Fungal survival during coincubation with macrophages was measured as previously described (74). Macrophages were seeded at 2.5 × 105 cells/ml in a 96-well plate 24 h prior to coincubation. C. albicans strains were added at 1 × 105 cells/ml in wells with or without macrophages, followed by a series of six 1:5 serial dilutions. Microcolonies of C. albicans were counted using an inverted microscope in the wells with a discernible number of colonies. Results are represented as percentages of fungal colonies surviving coculture (number of colonies in the presence of macrophages/number of colonies without macrophages * 100) (n = 6). Unpaired Student’s t tests were performed in Prism 8.

Macrophage survival assay.

Macrophage survival was measured via detection of lactate dehydrogenase (LDH) in culture supernatants using the CytoTox96 nonradioactive cytotoxicity assay (Promega). Log-phase C. albicans cells were added at an MOI of 1:1 with macrophages in a 96-well plate and coincubated overnight in phenol red-free DMEM. LDH released by infected macrophages was quantified as described by the manufacturer, corrected for spontaneous LDH release, and compared to the data determined for chemically lysed uninfected macrophages (n = 6). Unpaired Student’s t tests were performed in Prism 8.
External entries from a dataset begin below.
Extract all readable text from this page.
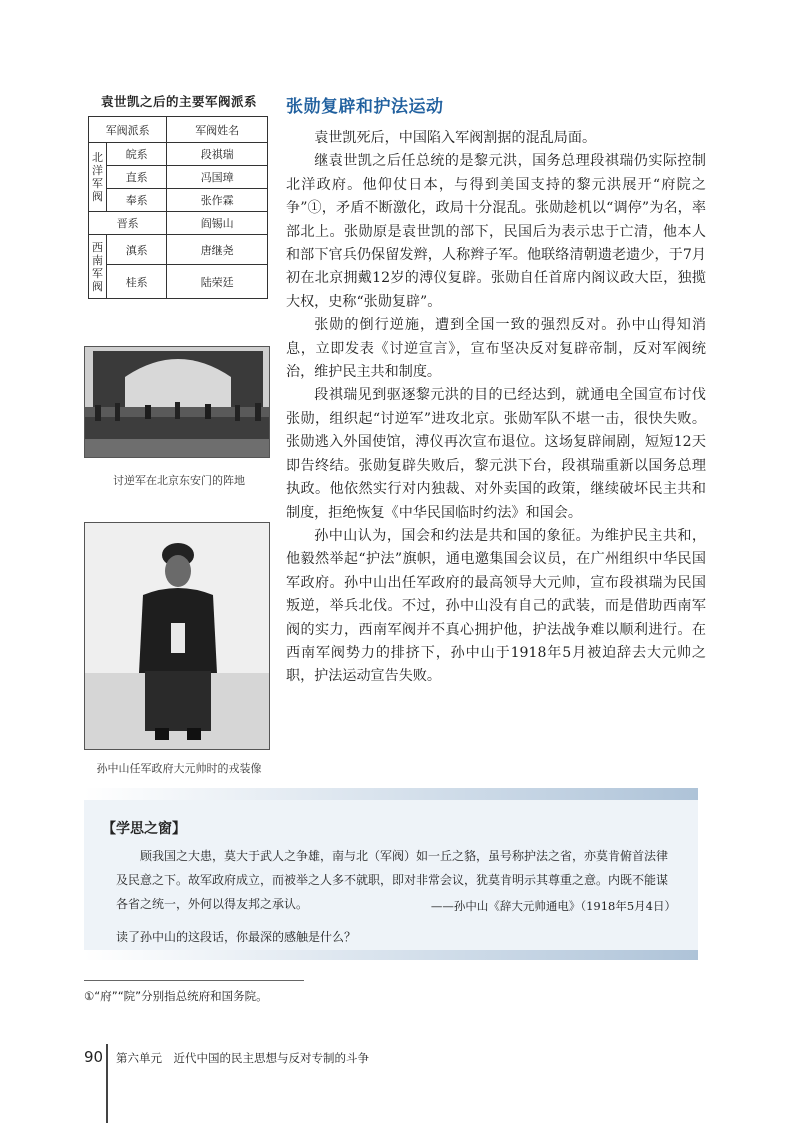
袁世凯之后的主要军阀派系
军阀派系		军阀姓名

北
洋
军
阀	皖系	段祺瑞
	直系	冯国璋
	奉系	张作霖
晋系		阎锡山

西
南
军
阀	滇系	唐继尧
	桂系	陆荣廷
讨逆军在北京东安门的阵地
孙中山任军政府大元帅时的戎装像
张勋复辟和护法运动

袁世凯死后，中国陷入军阀割据的混乱局面。

继袁世凯之后任总统的是黎元洪，国务总理段祺瑞仍实际控制北洋政府。他仰仗日本，与得到美国支持的黎元洪展开“府院之争”①，矛盾不断激化，政局十分混乱。张勋趁机以“调停”为名，率部北上。张勋原是袁世凯的部下，民国后为表示忠于亡清，他本人和部下官兵仍保留发辫，人称辫子军。他联络清朝遗老遗少，于7月初在北京拥戴12岁的溥仪复辟。张勋自任首席内阁议政大臣，独揽大权，史称“张勋复辟”。

张勋的倒行逆施，遭到全国一致的强烈反对。孙中山得知消息，立即发表《讨逆宣言》，宣布坚决反对复辟帝制，反对军阀统治，维护民主共和制度。

段祺瑞见到驱逐黎元洪的目的已经达到，就通电全国宣布讨伐张勋，组织起“讨逆军”进攻北京。张勋军队不堪一击，很快失败。张勋逃入外国使馆，溥仪再次宣布退位。这场复辟闹剧，短短12天即告终结。张勋复辟失败后，黎元洪下台，段祺瑞重新以国务总理执政。他依然实行对内独裁、对外卖国的政策，继续破坏民主共和制度，拒绝恢复《中华民国临时约法》和国会。

孙中山认为，国会和约法是共和国的象征。为维护民主共和，他毅然举起“护法”旗帜，通电邀集国会议员，在广州组织中华民国军政府。孙中山出任军政府的最高领导大元帅，宣布段祺瑞为民国叛逆，举兵北伐。不过，孙中山没有自己的武装，而是借助西南军阀的实力，西南军阀并不真心拥护他，护法战争难以顺利进行。在西南军阀势力的排挤下，孙中山于1918年5月被迫辞去大元帅之职，护法运动宣告失败。

【学思之窗】
顾我国之大患，莫大于武人之争雄，南与北（军阀）如一丘之貉，虽号称护法之省，亦莫肯俯首法律及民意之下。故军政府成立，而被举之人多不就职，即对非常会议，犹莫肯明示其尊重之意。内既不能谋各省之统一，外何以得友邦之承认。	——孙中山《辞大元帅通电》（1918年5月4日）
读了孙中山的这段话，你最深的感触是什么？
①“府”“院”分别指总统府和国务院。
90 第六单元　近代中国的民主思想与反对专制的斗争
In vivo disseminated candidiasis.

Disseminated C. albicans infection was performed as previously described (23). Cells were grown to mid-log phase overnight, centrifuged, washed, counted, and resuspended in PBS. A total of 10 female 7-to-9-week-old ICR mice per strain were infected via tail vein injection with 5 × 106 cells/ml in 100 μl PBS for a final concentration of 5 × 105 injected cells. Mice were monitored 3 times daily for signs of infection and euthanized when moribund. All animal experiments were conducted according to protocols approved by the Animal Welfare Committee of the University of Texas Health Science Center at Houston. The Mantel-Cox test was performed to statistically compare survival curves.